Sharon Horgan’s Bad Sisters is an absolute delight. Believable and engaging characters, a truly deplorable villain, witty humor, and a whip-smart script – this is class filmmaking.
This review of the Apple TV+ series Bad Sisters season 1 does not contain any major spoilers.
You may recognize Danish actor Claes Bang from BBC’s Dracula series, in which he played the titular villain, or maybe The Outlaws, where again he played a despicable bad guy. Well in the series Bad Sisters, Claes Bang throws caution to the wind, and swan dives into his typecast legacy, playing the villain once more. Bad Sisters hinges on this key character and the audience’s pure hatred for his role as John Paul Williams (JP). The show would crumble without this biting distaste for the central man and in Bad Sisters, we have one of the most detestable baddies in recent memory. Claes Bang knocks this performance clean out of the park and for that, makes a hit out of the latest Apple TV+ series.
The premise centers on a group of sisters, who decide to plot to kill their deplorable brother-in-law. And JP is a real dirt bag of the highest order, you can’t blame them for wanting the man dead. The ladies constantly refer to him as ‘the prick’ and that is putting it lightly. John Paul is a conniving, hate-filled monster, set to ruin all of the sisters’ lives, using differing, unique methods for each individual. Claes Bang looks to be having a lot of fun as the loathsome brother-in-law. And Bad Sisters is a lot of fun full stop, created by Irish filmmaker Sharon Horgan (Catastrophe), who plays one of the sisters, this Apple original is sure to win over fans with its charming cast and devilish narrative.
Horgan spends a lot of time introducing the many cast members, building believable, whole characters out of them in the process. Their motives are clear cut and even though the show is dripping in sarcasm and whimsy, it always feels realistic and grounded. Horgan leads the Garvey sisters’ clan as Eva, an alcoholic spinster, who is competing for a promotion against the aforementioned prick, JP. Her sisters include Ursula (Eva Birthistle), a nurse with a twisted secret that of course, JP is privy to and uses to manipulate the poor mother into some horrid acts. There’s Becka (Eve Hewson), a clumsy, happy-go-lucky masseuse, and Bibi (Sarah Greene), who sports an eye patch. Rounding out the sisters is JP’s wife Grace (Anne-Marie Duff).
Grace is belittled and controlled by JP, shrinking and turning inwards as a result of his abusive dictatorship. The sisters can see a real change in their Grace, all at the hand of this sinister husband, and plan to wipe him out of the picture completely to save all the sister’s respected futures.

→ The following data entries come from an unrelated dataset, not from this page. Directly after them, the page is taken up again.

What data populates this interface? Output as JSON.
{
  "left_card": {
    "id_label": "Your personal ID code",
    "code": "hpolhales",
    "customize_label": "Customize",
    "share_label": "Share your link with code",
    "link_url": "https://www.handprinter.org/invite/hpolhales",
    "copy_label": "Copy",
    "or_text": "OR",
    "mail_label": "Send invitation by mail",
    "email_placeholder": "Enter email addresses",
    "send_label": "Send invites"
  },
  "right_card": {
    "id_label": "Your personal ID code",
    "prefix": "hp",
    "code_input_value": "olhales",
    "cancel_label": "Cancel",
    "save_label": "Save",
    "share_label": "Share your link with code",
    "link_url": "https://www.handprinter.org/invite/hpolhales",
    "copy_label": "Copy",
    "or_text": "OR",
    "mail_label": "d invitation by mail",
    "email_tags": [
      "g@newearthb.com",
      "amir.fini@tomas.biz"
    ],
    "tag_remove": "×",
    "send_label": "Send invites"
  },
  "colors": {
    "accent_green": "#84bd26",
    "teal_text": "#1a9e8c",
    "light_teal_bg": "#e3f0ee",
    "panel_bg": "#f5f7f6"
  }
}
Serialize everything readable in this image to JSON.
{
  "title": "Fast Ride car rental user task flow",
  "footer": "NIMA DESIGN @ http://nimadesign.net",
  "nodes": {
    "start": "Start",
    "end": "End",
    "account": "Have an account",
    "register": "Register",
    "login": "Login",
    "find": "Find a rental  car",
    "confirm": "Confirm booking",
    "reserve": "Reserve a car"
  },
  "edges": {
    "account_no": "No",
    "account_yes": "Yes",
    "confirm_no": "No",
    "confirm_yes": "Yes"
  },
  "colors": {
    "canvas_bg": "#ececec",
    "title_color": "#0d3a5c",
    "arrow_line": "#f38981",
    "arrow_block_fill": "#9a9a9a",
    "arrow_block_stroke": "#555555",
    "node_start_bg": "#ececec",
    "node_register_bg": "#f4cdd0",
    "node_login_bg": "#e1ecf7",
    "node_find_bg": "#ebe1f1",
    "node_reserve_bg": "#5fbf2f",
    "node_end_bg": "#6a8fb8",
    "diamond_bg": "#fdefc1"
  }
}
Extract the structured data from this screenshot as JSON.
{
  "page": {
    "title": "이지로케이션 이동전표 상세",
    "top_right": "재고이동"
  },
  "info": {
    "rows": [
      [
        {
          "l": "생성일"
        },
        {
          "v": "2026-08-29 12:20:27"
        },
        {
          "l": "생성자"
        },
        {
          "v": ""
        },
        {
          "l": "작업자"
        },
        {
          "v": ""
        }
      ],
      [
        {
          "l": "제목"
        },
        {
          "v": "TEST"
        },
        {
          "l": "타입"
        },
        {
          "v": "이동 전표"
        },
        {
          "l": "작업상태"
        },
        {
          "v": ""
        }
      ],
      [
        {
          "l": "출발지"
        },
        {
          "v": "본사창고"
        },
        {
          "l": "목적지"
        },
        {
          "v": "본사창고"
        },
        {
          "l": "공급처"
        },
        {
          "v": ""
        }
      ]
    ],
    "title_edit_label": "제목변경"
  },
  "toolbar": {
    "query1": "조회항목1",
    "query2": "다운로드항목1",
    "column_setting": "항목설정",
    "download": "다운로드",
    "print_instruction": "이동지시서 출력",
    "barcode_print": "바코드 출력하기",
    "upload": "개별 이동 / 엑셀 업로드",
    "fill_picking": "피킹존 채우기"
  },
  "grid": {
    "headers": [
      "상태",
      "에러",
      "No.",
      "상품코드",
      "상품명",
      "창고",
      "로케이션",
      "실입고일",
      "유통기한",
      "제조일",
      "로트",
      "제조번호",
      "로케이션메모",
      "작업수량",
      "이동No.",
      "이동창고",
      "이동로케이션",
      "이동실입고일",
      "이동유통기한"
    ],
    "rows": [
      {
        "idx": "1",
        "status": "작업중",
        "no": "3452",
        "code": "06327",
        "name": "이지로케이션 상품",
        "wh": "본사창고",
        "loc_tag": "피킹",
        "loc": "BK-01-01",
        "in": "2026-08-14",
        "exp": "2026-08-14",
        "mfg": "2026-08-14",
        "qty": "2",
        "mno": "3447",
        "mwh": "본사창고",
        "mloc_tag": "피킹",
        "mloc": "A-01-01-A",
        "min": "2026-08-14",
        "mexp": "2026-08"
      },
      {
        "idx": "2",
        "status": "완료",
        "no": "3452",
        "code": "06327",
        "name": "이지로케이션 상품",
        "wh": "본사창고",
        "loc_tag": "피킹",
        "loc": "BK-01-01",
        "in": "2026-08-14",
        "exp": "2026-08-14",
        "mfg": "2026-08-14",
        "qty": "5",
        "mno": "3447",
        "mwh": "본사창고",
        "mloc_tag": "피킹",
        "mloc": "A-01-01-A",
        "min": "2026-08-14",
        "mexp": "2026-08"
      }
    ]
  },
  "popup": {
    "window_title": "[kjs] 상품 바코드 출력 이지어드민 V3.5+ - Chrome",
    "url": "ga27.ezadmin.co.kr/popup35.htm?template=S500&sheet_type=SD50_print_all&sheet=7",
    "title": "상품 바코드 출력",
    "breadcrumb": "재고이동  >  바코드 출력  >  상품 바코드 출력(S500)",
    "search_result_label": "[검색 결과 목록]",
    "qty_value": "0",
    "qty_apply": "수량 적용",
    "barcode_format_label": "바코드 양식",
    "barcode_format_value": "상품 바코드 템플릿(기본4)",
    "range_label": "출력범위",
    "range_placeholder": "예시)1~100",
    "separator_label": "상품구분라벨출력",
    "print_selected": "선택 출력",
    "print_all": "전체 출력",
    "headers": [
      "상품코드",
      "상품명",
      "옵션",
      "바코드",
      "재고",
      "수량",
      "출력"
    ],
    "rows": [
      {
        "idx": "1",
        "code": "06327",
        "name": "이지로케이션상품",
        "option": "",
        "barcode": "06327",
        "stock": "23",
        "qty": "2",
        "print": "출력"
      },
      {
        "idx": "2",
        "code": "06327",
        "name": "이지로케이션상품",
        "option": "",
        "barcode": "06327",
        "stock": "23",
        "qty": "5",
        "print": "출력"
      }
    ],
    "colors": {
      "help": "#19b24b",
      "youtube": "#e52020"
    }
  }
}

It’s a clever concept that Horgan capitalizes upon to bring intrigue to the past timeline, whilst in the present, with JP dead, she brings in insurance men Thomas and Matthew Claffin to add an extra layer of suspense.
The Claffin brothers, steered by Brian Gleeson’s Thomas, are desperate to avoid a massive pay-out and decide to embark upon their own investigation into JP’s death, hoping to file for malicious intent, which would save their company from imminent bankruptcy. The Claffin brothers enjoy playing detective, questioning the sisters and hunting for further clues in the present timeline. The series dips between these two storylines, which intertwine seamlessly into one overall crime saga. It all accumulates in an irreverent comedy series that is worth a watch. A fascinating family drama that showcases some cinematic and inventive camera work and soars thanks to a cast of rounded characters you can’t help but root for.